Grand Maghreb

Les Frères musulmans en Libye… de la division interne à la défaite électorale


La chute des Frères musulmans lors des dernières élections municipales en Libye n’a pas tant constitué une surprise qu’un révélateur d’une réalité qui s’accumule depuis des années. Le mouvement, qui s’était présenté depuis 2011 comme « la force la mieux organisée », se retrouve aujourd’hui incapable de mobiliser la rue, ni même de préserver ce qui restait de sa présence politique, après que les électeurs de Tripoli, Zliten et d’autres bastions de l’ouest l’ont délaissé au profit de listes civiles portant des slogans pragmatiques, centrés sur les services et les préoccupations populaires, loin de la polarisation idéologique.

L’exemple le plus manifeste de ce déclin est survenu à Zliten, où les candidats de la liste Al-Risala (proche des Frères musulmans) ont été battus par la liste indépendante Al-Basma. Ce résultat n’est pas une simple défaite électorale de circonstance, mais la preuve que le mouvement a même perdu ce « réservoir social » sur lequel il comptait, selon le journal Asharq Al-Awsat.

L’activiste libyen Oussama al-Chhoumi a décrit la scène en des termes clairs :« L’électeur libyen, cette fois, n’a pas prêté attention au discours religieux ni aux slogans éculés. Il s’est tourné vers les listes civiles qui parlaient de services et de réformes. Le message est limpide : la population veut que l’on rétablisse l’électricité, que l’on répare les routes, que l’on assure la sécurité. Elle ne veut pas être entraînée dans le passé ni dans les conflits idéologiques. »

Al-Chhoumi a également souligné que cette défaite n’est pas seulement électorale, mais le signe d’un recul majeur en popularité, et que l’électeur libyen adresse un avertissement précoce aux Frères musulmans : l’avenir ne leur appartient pas.

L’analyste politique Hussein al-Masallati est allé encore plus loin, estimant que cet épisode s’inscrit dans une longue série d’échecs des Frères musulmans face aux urnes depuis 2011.

Il a déclaré : « Les courants religieux, au premier rang desquels les Frères musulmans, n’ont jamais disposé d’une base populaire écrasante. Ce qui s’est produit lors des élections de 2012 fut une exception due au mode de scrutin proportionnel et à l’organisation, et non le reflet d’une réelle force sur le terrain. »

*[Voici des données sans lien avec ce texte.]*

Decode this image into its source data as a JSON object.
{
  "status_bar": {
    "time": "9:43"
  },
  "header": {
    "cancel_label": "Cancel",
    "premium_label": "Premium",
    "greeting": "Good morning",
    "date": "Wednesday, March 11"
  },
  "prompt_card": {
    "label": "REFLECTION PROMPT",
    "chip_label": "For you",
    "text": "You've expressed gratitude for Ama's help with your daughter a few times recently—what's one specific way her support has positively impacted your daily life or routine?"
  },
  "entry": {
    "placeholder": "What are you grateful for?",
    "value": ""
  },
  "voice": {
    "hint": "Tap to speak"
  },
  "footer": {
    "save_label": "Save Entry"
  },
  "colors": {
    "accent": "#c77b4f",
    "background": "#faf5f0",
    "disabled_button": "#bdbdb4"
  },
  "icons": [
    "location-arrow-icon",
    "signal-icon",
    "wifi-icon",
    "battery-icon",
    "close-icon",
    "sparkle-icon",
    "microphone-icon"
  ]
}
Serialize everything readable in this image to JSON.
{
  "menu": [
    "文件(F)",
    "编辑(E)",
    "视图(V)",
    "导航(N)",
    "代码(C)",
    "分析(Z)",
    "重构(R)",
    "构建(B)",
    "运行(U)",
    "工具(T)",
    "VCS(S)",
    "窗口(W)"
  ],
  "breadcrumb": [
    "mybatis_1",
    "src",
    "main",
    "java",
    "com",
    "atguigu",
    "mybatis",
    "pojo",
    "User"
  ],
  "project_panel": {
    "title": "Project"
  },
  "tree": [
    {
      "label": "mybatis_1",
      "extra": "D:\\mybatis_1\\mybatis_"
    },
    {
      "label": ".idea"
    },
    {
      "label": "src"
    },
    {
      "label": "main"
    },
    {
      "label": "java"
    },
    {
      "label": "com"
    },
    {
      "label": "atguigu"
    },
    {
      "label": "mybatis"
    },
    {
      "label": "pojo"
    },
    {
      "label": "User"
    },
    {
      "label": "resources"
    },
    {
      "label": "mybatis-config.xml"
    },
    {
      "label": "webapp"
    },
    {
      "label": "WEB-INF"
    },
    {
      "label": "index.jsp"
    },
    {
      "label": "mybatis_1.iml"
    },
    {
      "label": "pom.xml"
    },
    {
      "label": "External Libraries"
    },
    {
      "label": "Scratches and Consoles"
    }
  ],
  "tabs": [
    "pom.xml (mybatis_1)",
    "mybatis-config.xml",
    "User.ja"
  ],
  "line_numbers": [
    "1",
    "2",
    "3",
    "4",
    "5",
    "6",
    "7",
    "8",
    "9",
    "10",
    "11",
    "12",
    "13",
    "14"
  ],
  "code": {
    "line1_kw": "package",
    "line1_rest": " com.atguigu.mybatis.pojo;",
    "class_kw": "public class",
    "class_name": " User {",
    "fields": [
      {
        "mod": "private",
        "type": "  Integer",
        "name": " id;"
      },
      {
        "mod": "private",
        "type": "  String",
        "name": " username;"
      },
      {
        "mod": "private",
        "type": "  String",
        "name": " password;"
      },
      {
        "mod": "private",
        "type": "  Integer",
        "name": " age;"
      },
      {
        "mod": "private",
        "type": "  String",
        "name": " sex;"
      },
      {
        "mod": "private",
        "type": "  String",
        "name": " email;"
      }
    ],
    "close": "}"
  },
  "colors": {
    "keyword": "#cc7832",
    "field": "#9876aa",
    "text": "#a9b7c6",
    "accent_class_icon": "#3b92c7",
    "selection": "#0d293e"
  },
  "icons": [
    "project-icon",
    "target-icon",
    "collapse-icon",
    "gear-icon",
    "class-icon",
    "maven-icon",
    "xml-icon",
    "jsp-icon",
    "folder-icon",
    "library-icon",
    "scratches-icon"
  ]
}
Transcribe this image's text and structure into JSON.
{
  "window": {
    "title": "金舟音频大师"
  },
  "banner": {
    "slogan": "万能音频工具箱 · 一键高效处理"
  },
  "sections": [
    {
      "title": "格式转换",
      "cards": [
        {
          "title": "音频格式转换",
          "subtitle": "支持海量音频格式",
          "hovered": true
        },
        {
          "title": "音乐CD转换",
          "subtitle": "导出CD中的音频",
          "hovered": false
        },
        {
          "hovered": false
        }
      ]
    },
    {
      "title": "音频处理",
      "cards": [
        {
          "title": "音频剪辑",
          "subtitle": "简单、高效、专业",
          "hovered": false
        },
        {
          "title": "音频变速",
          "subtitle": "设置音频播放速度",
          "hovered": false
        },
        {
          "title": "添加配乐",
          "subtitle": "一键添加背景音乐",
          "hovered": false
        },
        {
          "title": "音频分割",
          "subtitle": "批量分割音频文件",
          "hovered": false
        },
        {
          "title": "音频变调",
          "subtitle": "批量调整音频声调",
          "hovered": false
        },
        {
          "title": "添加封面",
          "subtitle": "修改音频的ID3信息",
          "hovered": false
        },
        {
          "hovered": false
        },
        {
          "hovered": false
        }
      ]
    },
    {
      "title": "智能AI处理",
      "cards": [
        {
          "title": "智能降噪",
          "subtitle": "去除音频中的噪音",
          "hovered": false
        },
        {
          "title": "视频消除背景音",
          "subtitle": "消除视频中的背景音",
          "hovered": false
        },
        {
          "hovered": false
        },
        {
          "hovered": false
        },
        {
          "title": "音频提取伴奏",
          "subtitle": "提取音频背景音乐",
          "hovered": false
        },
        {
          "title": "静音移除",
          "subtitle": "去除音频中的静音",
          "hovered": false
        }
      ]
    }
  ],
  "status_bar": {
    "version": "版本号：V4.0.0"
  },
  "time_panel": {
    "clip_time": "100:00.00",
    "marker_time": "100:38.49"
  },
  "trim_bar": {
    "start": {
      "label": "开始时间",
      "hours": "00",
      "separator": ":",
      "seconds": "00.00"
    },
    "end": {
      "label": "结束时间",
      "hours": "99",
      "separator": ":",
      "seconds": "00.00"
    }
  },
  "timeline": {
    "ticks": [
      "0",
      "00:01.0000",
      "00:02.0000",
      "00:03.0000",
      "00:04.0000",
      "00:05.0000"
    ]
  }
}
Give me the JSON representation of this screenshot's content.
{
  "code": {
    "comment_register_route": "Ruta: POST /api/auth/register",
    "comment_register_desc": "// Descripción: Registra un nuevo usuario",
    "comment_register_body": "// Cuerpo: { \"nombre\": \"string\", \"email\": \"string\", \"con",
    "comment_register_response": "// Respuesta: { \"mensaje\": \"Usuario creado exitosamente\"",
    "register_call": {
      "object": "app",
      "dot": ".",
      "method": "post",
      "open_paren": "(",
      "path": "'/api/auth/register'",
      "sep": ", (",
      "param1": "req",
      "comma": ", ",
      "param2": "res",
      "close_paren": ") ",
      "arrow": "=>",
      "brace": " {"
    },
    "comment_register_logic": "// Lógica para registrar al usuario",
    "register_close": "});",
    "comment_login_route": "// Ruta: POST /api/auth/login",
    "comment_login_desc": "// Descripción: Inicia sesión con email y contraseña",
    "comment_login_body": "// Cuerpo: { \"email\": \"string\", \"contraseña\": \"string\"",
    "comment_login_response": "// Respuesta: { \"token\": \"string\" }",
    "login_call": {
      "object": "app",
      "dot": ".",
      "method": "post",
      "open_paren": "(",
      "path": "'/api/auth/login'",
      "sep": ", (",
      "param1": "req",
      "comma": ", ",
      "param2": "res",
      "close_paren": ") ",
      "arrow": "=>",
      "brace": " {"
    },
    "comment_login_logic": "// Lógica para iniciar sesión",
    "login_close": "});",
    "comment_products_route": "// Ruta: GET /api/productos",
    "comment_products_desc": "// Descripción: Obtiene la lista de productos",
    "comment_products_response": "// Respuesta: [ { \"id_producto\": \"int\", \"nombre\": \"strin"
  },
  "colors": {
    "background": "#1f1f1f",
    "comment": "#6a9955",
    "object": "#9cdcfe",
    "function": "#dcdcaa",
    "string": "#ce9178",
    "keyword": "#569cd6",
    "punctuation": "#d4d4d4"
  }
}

Et d’ajouter : « Aujourd’hui, l’électeur libyen est devenu plus conscient et plus affranchi de la propagande religieuse qui l’abusait autrefois. C’est pourquoi je m’attends à ce que ce scénario se répète lors de toute élection législative ou présidentielle à venir. Les Libyens n’accorderont leurs voix qu’à ceux qui leur offriront sécurité, développement et reconstruction, non à ceux qui sèment la division et l’immobilisme. »

Ce revers électoral s’est accompagné d’une crise structurelle interne au sein même du mouvement, après la scission du Parti Justice et Construction (sa branche politique) il y a quatre ans. Son président, Mohamed Sowan, avait alors fait dissidence pour fonder le Parti démocratique. De leur côté, les Frères musulmans ont tenté de contourner l’interdiction adoptée par le Parlement en 2019 en se rebaptisant « Association de la renaissance et du renouveau ». Mais ces manœuvres n’ont pas changé la réalité : les Frères musulmans en Libye vivent désormais en marge, et la société libyenne les considère de plus en plus comme un vestige du passé.